Notons d’abord l’hypocrisie de cette phrase, venant d’un pontife qui n’a rien trouvé à redire à ce que soit installée au Vatican une crèche plaçant l’Enfant Jésus dans un keffieh (notre photo ci-dessous) : geste on ne peut plus politique, dont François a accepté sans rechigner qu’on fasse peser le poids sur la croyance. Sur X, l’excellent Jo Zefka a rappelé dans quelle trame historique s’inscrit cette négation de la judaïté du Christ par le Pape. J’ajoute qu’elle prend place, aussi, dans une réflexion plus philosophique sur le rapport entre un message universel et les conditions particulières de son émergence, ou de sa découverte. Réduire le Christ à l’universalité de son message, c’est le désincarner : paradoxe troublant pour une religion qui est, par essence, religion de l’Incarnation ! C’est faire de Jésus un simple messager, et non une partie du message, autrement dit un prophète parmi d’autres, approche plus islamique que chrétienne. Tout chrétien conséquent devrait pourtant prendre en compte ce fait fort simple : pour se faire Homme, Dieu s’est fait Juif. On peut débattre longuement du sens de ce choix divin, mais il est impossible de se dire chrétien si l’on refuse de croire qu’il s’agit là d’un fait. Certes, l’inculturation des symboles et des mythes a une longue histoire, et n’a en elle-même rien de négatif. Mais depuis le 7-Octobre, mettre un keffieh à l’Enfant Jésus n’est pas du tout la même chose que le représenter indifféremment par un poupon noir, jaune, rouge, brun ou blanc : ce n’est pas un signe d’universalité, mais au contraire de récupération au service d’une cause bien particulière, et dont le rapport au Peuple Juif – qui était celui du Christ – est pour le moins problématique. Tout ça, François le sait. En acceptant de se recueillir devant cette crèche politique, il a accompli un geste politique, et a donc fait précisément ce qu’il prétend maintenant dénoncer.

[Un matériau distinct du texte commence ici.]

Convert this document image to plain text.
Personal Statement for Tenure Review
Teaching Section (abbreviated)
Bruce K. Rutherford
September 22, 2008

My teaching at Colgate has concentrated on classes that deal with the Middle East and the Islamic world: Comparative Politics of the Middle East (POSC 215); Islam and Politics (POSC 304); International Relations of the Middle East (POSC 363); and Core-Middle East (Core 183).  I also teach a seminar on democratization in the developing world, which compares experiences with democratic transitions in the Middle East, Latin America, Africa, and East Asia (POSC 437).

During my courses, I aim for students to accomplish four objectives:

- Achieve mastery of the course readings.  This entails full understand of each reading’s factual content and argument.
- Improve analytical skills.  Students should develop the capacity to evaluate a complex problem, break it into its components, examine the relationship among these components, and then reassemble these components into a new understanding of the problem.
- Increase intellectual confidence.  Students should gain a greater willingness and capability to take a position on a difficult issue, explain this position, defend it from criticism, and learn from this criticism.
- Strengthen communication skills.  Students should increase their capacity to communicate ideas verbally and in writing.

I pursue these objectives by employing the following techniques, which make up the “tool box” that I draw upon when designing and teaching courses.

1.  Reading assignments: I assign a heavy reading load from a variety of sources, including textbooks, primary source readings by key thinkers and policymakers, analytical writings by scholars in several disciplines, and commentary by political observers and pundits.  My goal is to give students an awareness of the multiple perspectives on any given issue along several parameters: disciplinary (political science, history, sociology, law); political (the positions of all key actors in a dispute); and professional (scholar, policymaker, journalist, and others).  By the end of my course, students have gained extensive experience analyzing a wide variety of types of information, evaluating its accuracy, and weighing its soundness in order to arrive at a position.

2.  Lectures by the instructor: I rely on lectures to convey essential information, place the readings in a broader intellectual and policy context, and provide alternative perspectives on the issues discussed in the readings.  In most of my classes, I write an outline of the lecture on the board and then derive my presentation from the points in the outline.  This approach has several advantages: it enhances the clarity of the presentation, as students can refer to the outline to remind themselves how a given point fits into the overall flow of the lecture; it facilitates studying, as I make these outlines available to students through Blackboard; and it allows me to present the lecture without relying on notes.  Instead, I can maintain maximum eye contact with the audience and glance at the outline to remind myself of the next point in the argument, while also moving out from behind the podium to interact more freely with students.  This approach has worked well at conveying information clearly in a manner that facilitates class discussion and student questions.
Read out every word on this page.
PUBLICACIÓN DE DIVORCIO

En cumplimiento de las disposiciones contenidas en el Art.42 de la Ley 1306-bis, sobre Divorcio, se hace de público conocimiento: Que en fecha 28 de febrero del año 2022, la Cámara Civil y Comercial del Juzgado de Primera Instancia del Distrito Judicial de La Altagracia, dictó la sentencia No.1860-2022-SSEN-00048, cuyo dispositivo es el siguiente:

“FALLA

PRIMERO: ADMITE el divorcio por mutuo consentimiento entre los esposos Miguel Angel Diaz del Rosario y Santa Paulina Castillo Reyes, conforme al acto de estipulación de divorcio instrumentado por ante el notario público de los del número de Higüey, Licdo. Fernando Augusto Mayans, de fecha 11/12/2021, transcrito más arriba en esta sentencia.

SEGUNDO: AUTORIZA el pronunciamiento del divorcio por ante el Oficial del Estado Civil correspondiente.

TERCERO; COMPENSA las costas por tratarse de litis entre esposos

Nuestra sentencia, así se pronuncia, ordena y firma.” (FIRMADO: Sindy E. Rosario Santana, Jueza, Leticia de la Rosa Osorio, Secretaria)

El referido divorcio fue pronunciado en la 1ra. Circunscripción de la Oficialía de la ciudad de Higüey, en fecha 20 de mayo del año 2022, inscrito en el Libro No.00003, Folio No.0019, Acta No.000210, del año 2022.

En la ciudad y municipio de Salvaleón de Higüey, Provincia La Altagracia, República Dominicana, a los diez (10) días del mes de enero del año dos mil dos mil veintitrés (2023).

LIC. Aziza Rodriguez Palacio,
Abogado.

Au passage, je crois que c’est volontairement que Bruno Retailleau a répondu au Pape sur ce point, avec une parfaite courtoisie mais ce qui s’apparente à une diplomatique paire de gifles, en lui offrant un livre de Charles Péguy. Péguy, catholique et patriote, pour un Pape qui veut la dilution des nations européennes dans le multiculturalisme et l’islamisation. Péguy, catholique et dreyfusard, qui dénonçait les persécutions dont les Juifs étaient victimes à son époque, et rappela à ses contemporains que Jésus et Marie étaient Juifs, pour un Pape que sa haine anti-occidentale au nom du « Sud Global » conduit à nier la judéité de l’enfant de la crèche. Avouons que c’est bien joué.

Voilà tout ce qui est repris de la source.